The Fish Sandwich is definitely greater than the sum of its parts. Starting with lightly battered cod, the bottom of the pretty standard burger bun is smeared with tartar and fluffed up with the more wilted end of butter lettuce. Putting the tartar on the bottom half is a neat trick that ensures its contrast reaches your tongue, instead of just living on the top of your mouth while the fish disappears. The tartar itself is a little disappointing, more mayo than anything interesting. But, every bite was so crispy and balanced that I almost ordered seconds. The real unexplainable misstep here is that the fish is really two smaller fillets. It does nothing to the taste, but there were at least two bites that resulted in me having to pick up the fallen fish and reinsert it in the sandwich. I swore I would not mention any sides, but their cheese fries are so good, and pair so well, that it’s impossible to divorce them.
Bottom Line: The Fish Sandwich covers up its flaws nicely. There are ways to beat it, but it leans on its strengths when the going gets tough. Driving distance could be this brilliant offering’s undoing.
WINNER: Damn it. I was rooting hard for the underdog here, and not just because of my Midwest roots. The Steak n’ Shake fish sandwich is a great little package. I even was about to call Steak n’ Shake the winner before even trying the Big Fish because I thought it couldn’t possibly lose. But, the Big Fish divides the dual fillet and conquers. Not to mention that Big Fish bun just got me real worried that some other favorites are going to fall.
McDonald’s (1) vs. Long John Silver’s (5)
WINNER: You could accuse McDonald’s of resting on their laurels a bit, but at least they brought their laurels. LJS might as well’ve been watching.

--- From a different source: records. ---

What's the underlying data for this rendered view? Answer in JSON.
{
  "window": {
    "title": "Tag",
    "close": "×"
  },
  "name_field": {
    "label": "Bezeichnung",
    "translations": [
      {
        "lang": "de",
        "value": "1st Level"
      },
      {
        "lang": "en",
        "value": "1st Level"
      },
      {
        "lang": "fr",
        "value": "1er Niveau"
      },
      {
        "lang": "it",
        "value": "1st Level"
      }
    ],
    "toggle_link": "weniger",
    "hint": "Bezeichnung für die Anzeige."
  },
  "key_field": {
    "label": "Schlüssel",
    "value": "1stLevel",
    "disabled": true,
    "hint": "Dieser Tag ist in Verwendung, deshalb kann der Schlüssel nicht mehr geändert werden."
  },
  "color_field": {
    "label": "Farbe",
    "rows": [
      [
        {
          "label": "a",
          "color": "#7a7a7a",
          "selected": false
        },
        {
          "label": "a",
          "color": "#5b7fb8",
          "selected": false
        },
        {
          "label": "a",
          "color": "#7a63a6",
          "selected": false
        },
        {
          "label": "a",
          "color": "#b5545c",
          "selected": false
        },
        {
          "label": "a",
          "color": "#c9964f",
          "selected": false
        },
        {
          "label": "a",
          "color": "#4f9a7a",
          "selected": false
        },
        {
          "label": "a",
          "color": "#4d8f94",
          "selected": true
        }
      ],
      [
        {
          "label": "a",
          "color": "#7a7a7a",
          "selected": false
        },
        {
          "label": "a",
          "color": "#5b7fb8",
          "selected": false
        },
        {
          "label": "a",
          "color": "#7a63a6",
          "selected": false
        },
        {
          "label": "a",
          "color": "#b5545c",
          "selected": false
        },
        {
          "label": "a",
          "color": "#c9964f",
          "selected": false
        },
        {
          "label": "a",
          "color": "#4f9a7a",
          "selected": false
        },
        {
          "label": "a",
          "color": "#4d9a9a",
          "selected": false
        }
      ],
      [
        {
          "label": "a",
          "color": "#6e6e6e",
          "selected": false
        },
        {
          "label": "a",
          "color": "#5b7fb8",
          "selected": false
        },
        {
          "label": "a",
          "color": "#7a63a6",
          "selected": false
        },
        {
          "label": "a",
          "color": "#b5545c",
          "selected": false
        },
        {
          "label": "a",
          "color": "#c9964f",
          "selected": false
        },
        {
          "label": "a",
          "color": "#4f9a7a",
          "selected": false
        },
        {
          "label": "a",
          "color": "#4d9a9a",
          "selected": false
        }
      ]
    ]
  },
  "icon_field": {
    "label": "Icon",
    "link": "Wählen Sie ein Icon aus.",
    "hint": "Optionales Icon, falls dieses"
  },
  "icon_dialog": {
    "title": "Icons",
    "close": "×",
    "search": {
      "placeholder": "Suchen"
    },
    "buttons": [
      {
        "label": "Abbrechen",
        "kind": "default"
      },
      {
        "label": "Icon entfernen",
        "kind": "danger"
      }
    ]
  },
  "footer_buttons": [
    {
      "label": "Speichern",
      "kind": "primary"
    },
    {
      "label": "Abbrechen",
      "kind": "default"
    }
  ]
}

Popeye's (6) vs. Burger King (2)
WINNER: BK seems ready to finally take McDonald’s down at something. But, looking too far ahead can cause you to miss a pickle flying down the lane. And that pickle just dropped a floater over Squarefish’s cousin to win the game.
McDonald’s (1) vs. Popeyes (6)
CHAMPION: I couldn’t have predicted how well these sandwiches would match up. They’re really diametrically opposed. The classic versus the upstart. The big guy versus the little. They’re so different, I was almost inclined to say that it’s just whatever type suits you. Whitefish or cat-. Cheese or no. But, in all fairness, Popeye's ought to be the choice for anybody. Over the course of 8 fish sandwiches in 3 days, I realized that fish sandwiches are almost always kind of bland. Satisfying, but never crave-worthy.
But, I would get this Catfish Po’ Boy again. Even outside of March.
If I intended to ever eat another fish sandwich for the rest of my life.